She was a tiny lady of indeterminate age, her back bent and her
fingers gnarled from arthritis. Don’t know how she held a pencil, but she did.
Each week, she and others like her sent their work in to local papers like the Lonoke County Democrat. After the
marriages and obits, theirs were the most highly valued and loyally read pieces
in the weekly news.
Her name was Hazel Pall and she died a few years ago. Before
she died, though, the paper was sold and her input terminated. What was this
marvelous source of news that she and her colleagues provided, that we lost,
and that we still miss?
Why, the church news, of course: attendance, visitors,
Sunday School lessons, sermon contents, things that contribute to a civilized
society. They did it for years, this dedicated bunch of amateur “stringers.” (That’s
journalism talk). There wasn’t a person at the Washington Post or New York Times
more reliable in meeting deadlines. Their gift to us was a link from the Heart
of America to the printed word—a genuine testiment to veracity and honesty long
since trampled into the ground by modern “news” sources like Fox, Brietbart,
and Drudge.
BigNews bought out the little papers and discontinued the
input of Hazel Pall and the others. The new models feature sports news, city
council minutes, obituaries, and weddings. The latter doesn’t feature the
carefully posed professional engagement and wedding photos of my generation. No.
Too often they are cell-phone-photos of an unshaven man in an over-sized cowboy
hat and an under-aged girl with tattoos flowing out of her collar and up her
neck.
Times have changed. I had one of my eagerly-looked-for
lunches with my journalist friend Sonny Rhodes yesterday. We discussed the demise
or transformation of the weekly papers. His take was most interesting, as his
insights always are. “The readers of church news in local weeklies,” he said, “are often people who live far away and want to keep up with their hometowns, not the folks
who are prospects for local advertising.
Thus, money rules. As the president would say, “If it don't make a buck, then you’re out of luck.”

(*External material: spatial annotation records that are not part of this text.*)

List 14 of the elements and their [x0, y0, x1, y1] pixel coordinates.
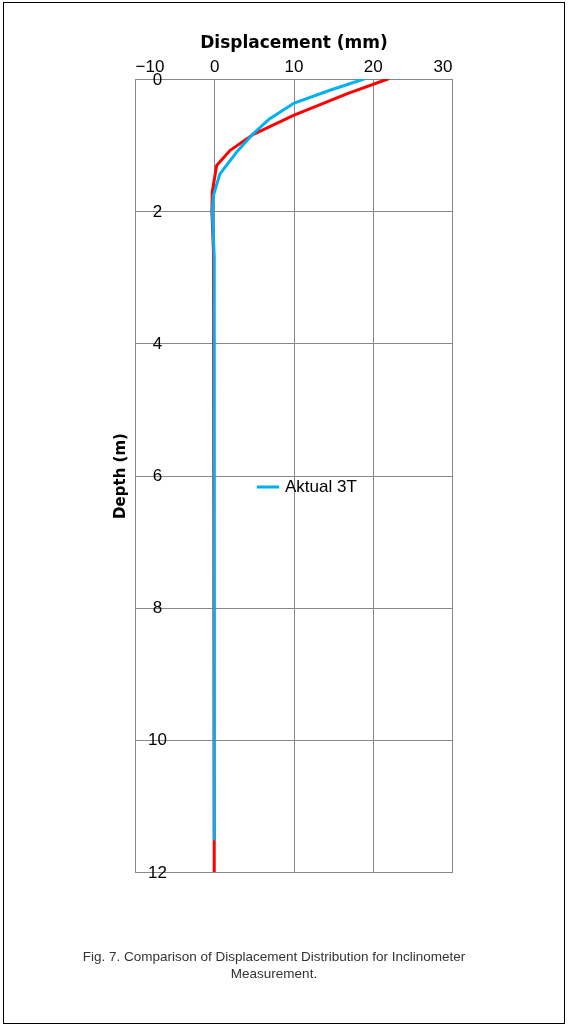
y-tick-label: 6 [152, 466, 163, 485]
x-tick-label: 10 [284, 56, 304, 76]
y-tick-label: 12 [148, 862, 167, 882]
y-axis-title: Depth (m) [110, 433, 129, 519]
x-tick-label: 20 [363, 56, 383, 76]
y-tick-label: 10 [148, 730, 167, 750]
legend-label: Aktual 3T [285, 477, 357, 496]
x-tick-label: 30 [433, 56, 453, 76]
x-tick-label: 0 [210, 56, 220, 76]
y-tick-label: 2 [152, 201, 163, 221]
x-axis-title: Displacement (mm) [200, 31, 388, 52]
y-tick-label: 4 [152, 333, 163, 353]
caption: Fig. 7. Comparison of Displacement Distribution for Inclinometer Measurement. [81, 948, 467, 982]
y-tick-label: 8 [152, 598, 163, 618]
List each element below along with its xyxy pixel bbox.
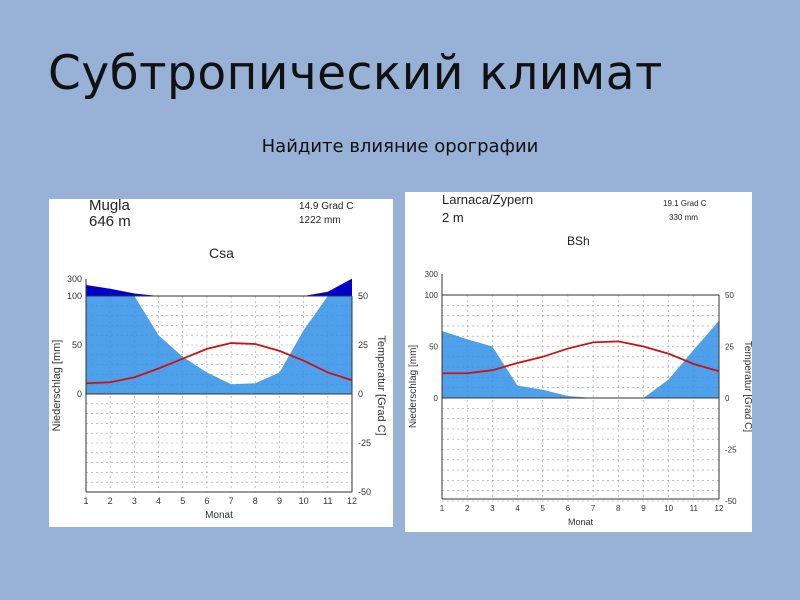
x-tick-label: 5 [180,496,185,506]
x-tick-label: 8 [616,504,621,513]
slide-title: Субтропический климат [48,46,663,101]
x-tick-label: 5 [541,504,546,513]
x-tick-label: 11 [323,496,332,506]
precip-tick-label: 0 [77,389,82,399]
x-axis-label: Monat [205,510,233,521]
temp-tick-label: 0 [725,394,730,403]
right-axis-label: Temperatur [Grad C] [742,341,752,432]
precipitation-area [86,296,352,394]
x-axis-label: Monat [568,517,594,527]
mean-temperature: 14.9 Grad C [299,201,354,212]
x-tick-label: 1 [83,496,88,506]
x-tick-label: 6 [566,504,571,513]
x-tick-label: 7 [229,496,234,506]
x-tick-label: 2 [465,504,470,513]
slide-subtitle: Найдите влияние орографии [261,136,539,157]
precip-tick-label: 300 [67,274,82,284]
x-tick-label: 4 [515,504,520,513]
x-tick-label: 3 [132,496,137,506]
climate-chart-larnaca-plot: 1 2 3 4 5 6 7 8 9 10 11 12050100300-50-2502550Monat… [408,270,752,527]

We had an enlightening lunch, Sonny and I. He told me some
tales about having to decipher the submittals of the Hazel Palls of the world. He
recounted some of the struggles he and his contemporaries had in moving from
IBM Selectrics to the computer age. With a little prodding, I’m sure he would
have re-told the escapade in which he learned the consequences of accepting a
ride in a private plane to see the site of a story he was working on, said
flight occurring only an hour after a big lunch at a Chinese restaurant.
We also planned our next "road trip," maybe to northwest Louisiana
to see the “Bonnie and Clyde Death Site.” Please don’t ask why. There’s no good
answer. Sometimes it is just good to spend time with a friend and see things
that have no intrinsic value, but satisfy an “itch to learn.”
Note: Arkansas' own John Grisham wrote eloquently about small-county newspapers, and the death of their downtowns as well, in one of his better books.